In reality, nor does the law of unfair dismissal. The ‘range of reasonable responses test’ means that tribunals have limited scope for inquiring into the fairness of the change that the employer is making. They can ask whether the employer had a legitimate business reason for the change being proposed, but can’t delve too deeply into whether or not the employer could have solved its problems some other way. Instead they tend to concentrate on the way in which the change was made – whether the employer genuinely tried to reach an agreement with the employees first and what consultation took place when dismissals were planned as an alternative.
This is a problem that goes way beyond ‘firing and re-hiring’. The need for a tribunal to avoid ‘substituting its own view for that of a reasonable employer’ has turned unfair dismissal into a largely procedural right with the case law concentrating on how the employer has gone about dismissing employees and not looking too closely at the strength of its reasons for doing so. If I were in charge of employment law I would want to do something to fix that – and Britain would be a better place.

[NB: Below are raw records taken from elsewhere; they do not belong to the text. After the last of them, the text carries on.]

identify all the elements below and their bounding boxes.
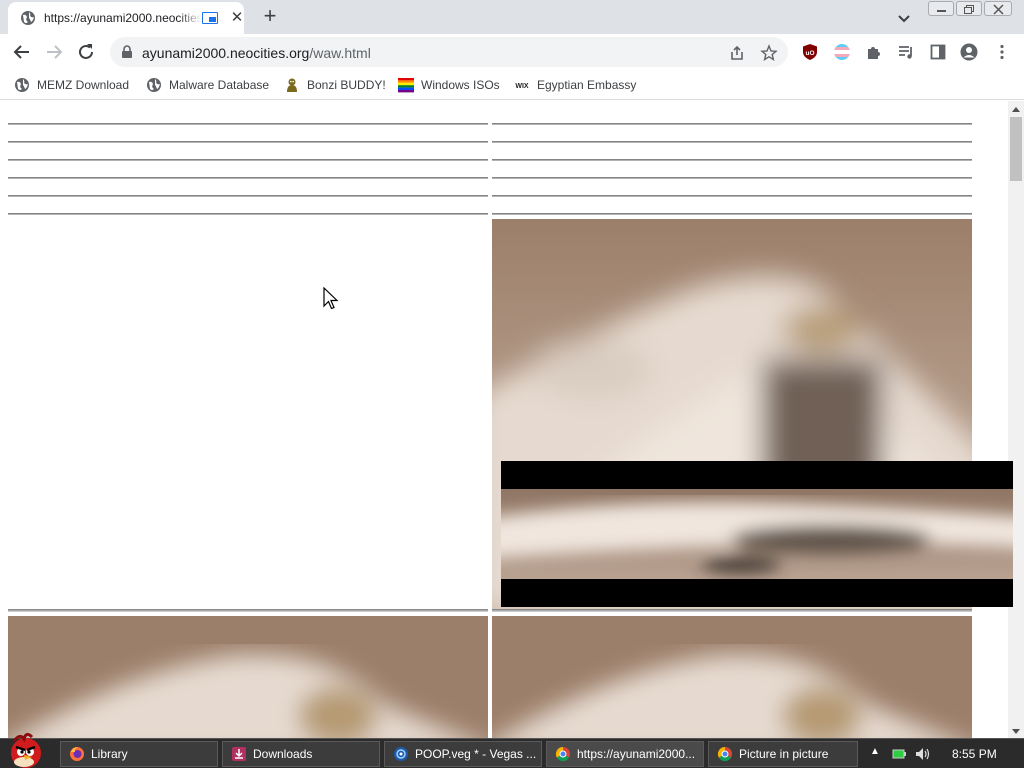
picture-in-picture-window[interactable] [501, 461, 1013, 607]
bookmarks-bar: MEMZ Download Malware Database Bonzi BUD… [0, 70, 1024, 100]
taskbar-item-label: Library [91, 747, 128, 761]
browser-toolbar: ayunami2000.neocities.org/waw.html uO [0, 34, 1024, 70]
video-frame-bottom-right[interactable] [492, 616, 972, 738]
more-menu-icon[interactable] [993, 43, 1011, 61]
taskbar-item-label: POOP.veg * - Vegas ... [415, 747, 537, 761]
chevron-down-icon[interactable] [894, 8, 914, 28]
media-controls-icon[interactable] [897, 43, 915, 61]
close-tab-button[interactable]: ✕ [228, 9, 246, 27]
new-tab-button[interactable]: + [258, 4, 282, 28]
page-scrollbar[interactable] [1008, 101, 1024, 738]
start-button-angry-bird-icon[interactable] [2, 731, 50, 768]
tab-strip: https://ayunami2000.neocities.org/waw.ht… [0, 0, 1024, 34]
horizontal-rules-left [8, 123, 488, 231]
taskbar-item-label: Picture in picture [739, 747, 829, 761]
taskbar-item-picture-in-picture[interactable]: Picture in picture [708, 741, 858, 767]
pip-video[interactable] [501, 489, 1013, 579]
bookmark-memz-download[interactable]: MEMZ Download [14, 76, 129, 94]
scroll-down-arrow-icon[interactable] [1012, 729, 1020, 734]
bookmark-windows-isos[interactable]: Windows ISOs [398, 76, 500, 94]
svg-text:uO: uO [805, 50, 814, 57]
taskbar-item-label: https://ayunami2000... [577, 747, 696, 761]
video-frame-bottom-left[interactable] [8, 616, 488, 738]
system-tray: ▲ 8:55 PM [862, 741, 1024, 767]
bookmark-label: Windows ISOs [421, 78, 500, 92]
clock[interactable]: 8:55 PM [952, 747, 997, 761]
browser-tab[interactable]: https://ayunami2000.neocities.org/waw.ht… [8, 2, 244, 34]
bookmark-label: Bonzi BUDDY! [307, 78, 386, 92]
globe-icon [15, 78, 29, 92]
firefox-icon [70, 747, 84, 761]
taskbar-item-chrome-page[interactable]: https://ayunami2000... [546, 741, 704, 767]
mouse-cursor-icon [323, 287, 339, 310]
profile-avatar-icon[interactable] [960, 43, 978, 61]
tab-title: https://ayunami2000.neocities.org/waw.ht… [44, 11, 202, 25]
chrome-icon [555, 746, 570, 762]
rainbow-flag-icon [398, 78, 414, 93]
bookmark-label: MEMZ Download [37, 78, 130, 92]
downloads-icon [232, 747, 246, 761]
url-path: /waw.html [309, 45, 371, 61]
minimize-button[interactable] [928, 1, 954, 16]
wix-icon: WIX [515, 83, 529, 90]
taskbar-item-library[interactable]: Library [60, 741, 218, 767]
tray-expand-arrow[interactable]: ▲ [870, 746, 880, 757]
lock-icon[interactable] [120, 45, 134, 59]
bookmark-malware-database[interactable]: Malware Database [146, 76, 269, 94]
scroll-up-arrow-icon[interactable] [1012, 107, 1020, 112]
ublock-origin-icon[interactable]: uO [801, 43, 819, 61]
url-host: ayunami2000.neocities.org [142, 45, 310, 61]
bookmark-star-icon[interactable] [760, 44, 778, 62]
share-icon[interactable] [728, 44, 746, 62]
globe-icon [21, 11, 35, 25]
chrome-icon [717, 746, 732, 762]
trans-flag-extension-icon[interactable] [833, 43, 851, 61]
blurred-video-image [492, 616, 972, 738]
page-content [0, 101, 1008, 738]
address-bar[interactable]: ayunami2000.neocities.org/waw.html [110, 37, 788, 67]
blurred-video-image [501, 489, 1013, 579]
back-arrow-icon[interactable] [10, 40, 34, 64]
restore-button[interactable] [956, 1, 982, 16]
blurred-video-image [8, 616, 488, 738]
close-window-button[interactable] [984, 1, 1012, 16]
taskbar: Library Downloads POOP.veg * - Vegas ...… [0, 732, 1024, 768]
taskbar-item-label: Downloads [253, 747, 313, 761]
picture-in-picture-icon[interactable] [202, 12, 218, 24]
bookmark-label: Egyptian Embassy [537, 78, 637, 92]
vegas-icon [394, 747, 408, 761]
globe-icon [147, 78, 161, 92]
horizontal-rules-right [492, 123, 972, 231]
battery-icon[interactable] [892, 747, 906, 761]
reload-icon[interactable] [74, 40, 98, 64]
bookmark-egyptian-embassy[interactable]: WIX Egyptian Embassy [514, 76, 636, 94]
bookmark-bonzi-buddy[interactable]: Bonzi BUDDY! [284, 76, 386, 94]
wix-logo-text: WIX [515, 83, 529, 90]
scrollbar-thumb[interactable] [1010, 117, 1022, 181]
side-panel-icon[interactable] [929, 43, 947, 61]
bonzi-icon [287, 78, 297, 92]
divider-right [492, 609, 972, 612]
divider-left [8, 609, 488, 612]
taskbar-item-vegas[interactable]: POOP.veg * - Vegas ... [384, 741, 542, 767]
forward-arrow-icon[interactable] [42, 40, 66, 64]
taskbar-item-downloads[interactable]: Downloads [222, 741, 380, 767]
bookmark-label: Malware Database [169, 78, 270, 92]
volume-icon[interactable] [914, 746, 930, 762]
extensions-puzzle-icon[interactable] [865, 43, 883, 61]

All the same, an employer who is ‘firing and re-hiring’ (I can’t believe I’ve always referred to ‘dismissal and re-engagement’ when there is an alternative version that actually rhymes!) is not doing so in a legal vacuum. It has to weigh its need to make the change with the risk it faces of unfair dismissal claims and its obligations to consult employee representatives. It is not something to be done casually or on a management whim. When manifestos come to be written, I doubt that a total ban on the practice will make the cut.
This is, by the way, exactly the sort of topic that I will be running webinars on this autumn. The first dates are about to be announced – sign up here to be the first to hear about them.
Of course employees facing these tactics by their employer, particularly when the exercise involves the whole workforce, can get together and agree, en masse, to refuse to accept the ‘new’ jobs. It would be a brave employer who would trigger the dismissal and replacement of its whole workforce – to say nothing of the inconvenience and cost of defending multiple UD claims.
“you can equally easily give examples of employers who were just doing their best to protect as many jobs as possible.”
Please do so!
I would say that’s almost always the case, certainly with the clients i support. These are very tough times and implementing change is often essential. The alternative for example to salary reductions for all is job losses for many.